Uzun ve zorlu kış aylarından sonra baharın gelişi hoş bir değişimin habercisi. Güneş gökyüzünde daha uzun süre kalıyor, havalar ısınıyor, ilk çiçekler açmaya başlıyor; birçok ülkede saatler ileri alınarak yaz saati uygulamasına geçiliyor ve böylece akşamlarımız uzuyor. Ancak yaza doğru ilerledikçe pek de hoşumuza gitmeyecek başka bir değişiklik daha meydana geliyor: Daha az uyumaya başlıyoruz.
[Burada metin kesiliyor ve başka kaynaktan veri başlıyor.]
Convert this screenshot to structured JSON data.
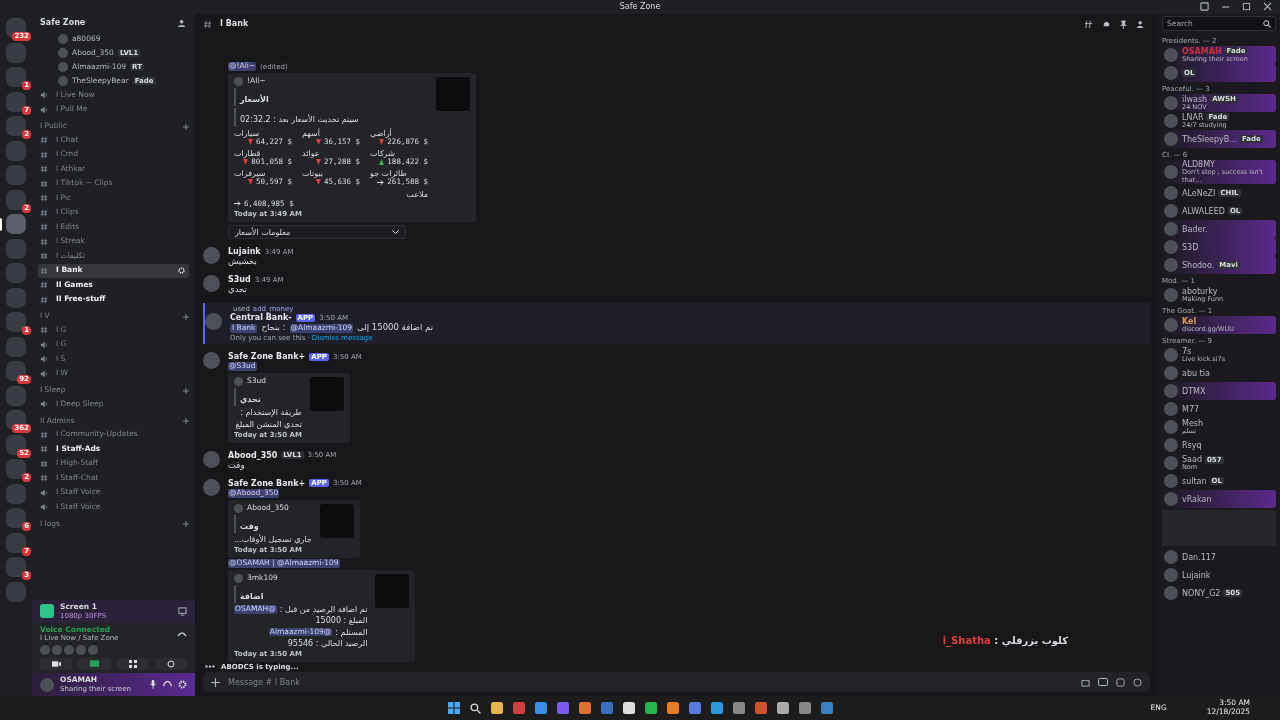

Birçoğumuz kış aylarında sabahları yataktan kalkmakta zorlanıyoruz ve alarmı erteleme düğmesine basıyoruz. Bilim insanları bunun hiç de şaşırtıcı olmadığını söylüyor.
Yeni araştırmalar, karanlık kış aylarında insanların yaz aylarına kıyasla daha fazla uykuya ihtiyaç duyduğunu gösteriyor. Gün ışığının uyku düzenimiz üzerindeki doğal etkisinin yapay ışıklar tarafından engellendiği şehirlerde bile bu ihtiyaç ortaya çıkıyor.
Çalışmanın başyazarlarından olan Berlin St Hedwig Hastanesi’nde uyku ve kronomedi kliniği başkanı Dieter Kunz, “Çalışmamız kentsel bir ortamda, sadece yapay ışıkla yaşarken bile insanların mevsimsel uykuyu deneyimlediğini gösteriyor” diyor.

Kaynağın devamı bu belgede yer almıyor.